Mr. McCollum also spoke of the 152 men still on death row in the state prison, whom he called his family. “You’ve still got innocent people on North Carolina death row,” he said. “Also you’ve got some guys who should not have gotten the death penalty. That’s wrong. You got to do something about those guys.”

Finally free, Mr. McCollum, who like Mr. Brown is mentally disabled — Mr. Brown’s I.Q. in tests has registered as low as 51 — faces the challenge of his life: learning to live in a world he has not experienced since he was a teenager three decades ago. On death row, Mr. McCollum was never allowed to open a door, turn on the light switch or use a zipper. He never had a cellphone and until last week had not used the Internet. (He excitedly told his stepmother about his first use of Google Maps days ago, when he saw pictures of her house.)

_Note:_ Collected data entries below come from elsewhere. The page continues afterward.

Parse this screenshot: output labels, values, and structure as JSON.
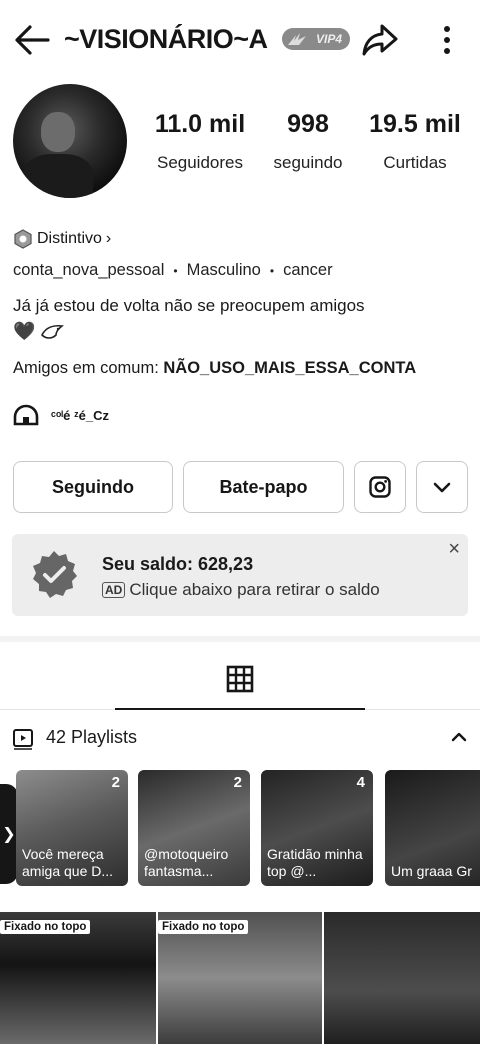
{
  "header": {
    "username": "~VISIONÁRIO~A",
    "vip_badge": "VIP4"
  },
  "stats": [
    {
      "value": "11.0 mil",
      "label": "Seguidores"
    },
    {
      "value": "998",
      "label": "seguindo"
    },
    {
      "value": "19.5 mil",
      "label": "Curtidas"
    }
  ],
  "profile": {
    "badge_label": "Distintivo",
    "badge_chevron": "›",
    "account_name": "conta_nova_pessoal",
    "gender": "Masculino",
    "sign": "cancer",
    "bio": "Já já estou de volta não se preocupem amigos",
    "bio_emoji": "🖤",
    "common_label": "Amigos em comum:",
    "common_friend": "NÃO_USO_MAIS_ESSA_CONTA",
    "link_text": "ᶜᵒˡé ᶻé_Cz"
  },
  "actions": {
    "following": "Seguindo",
    "chat": "Bate-papo"
  },
  "ad": {
    "title": "Seu saldo: 628,23",
    "tag": "AD",
    "subtitle": "Clique abaixo para retirar o saldo",
    "close": "×"
  },
  "playlists": {
    "label": "42 Playlists",
    "items": [
      {
        "count": "2",
        "title": "Você mereça amiga que D..."
      },
      {
        "count": "2",
        "title": "@motoqueiro fantasma..."
      },
      {
        "count": "4",
        "title": "Gratidão minha top @..."
      },
      {
        "count": "",
        "title": "Um graaa Gr"
      }
    ]
  },
  "videos": [
    {
      "pin": "Fixado no topo"
    },
    {
      "pin": "Fixado no topo"
    },
    {
      "pin": ""
    }
  ],
  "side_tab_glyph": "❯"
}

When he got into the family car, a navy Dodge Journey, he sheepishly slipped the beige shoulder belt around his neck and let it hang, unsure of how to use it.

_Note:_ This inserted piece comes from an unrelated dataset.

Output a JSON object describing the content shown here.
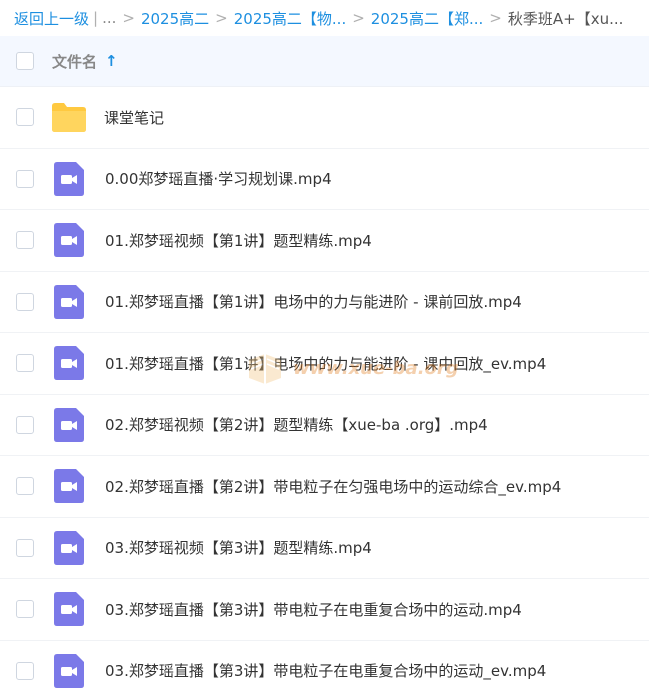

Mr. McCollum will also have to get used to life in a state he hardly knows. Though two-thirds of his life have been spent behind North Carolina plexiglass and bars, he grew up in Jersey City and had only been visiting his mother and relatives for a short time when he and his half brother were arrested in 1983. Far from the New York metropolitan area of his youth, Mr. McCollum will now be adjusting to life in a North Carolina town with a smaller population than the death row he just left behind. The lawyers with the Center for Death Penalty Litigation said there was no formal compensation or assistance to help exonerated prisoners reintegrate into society.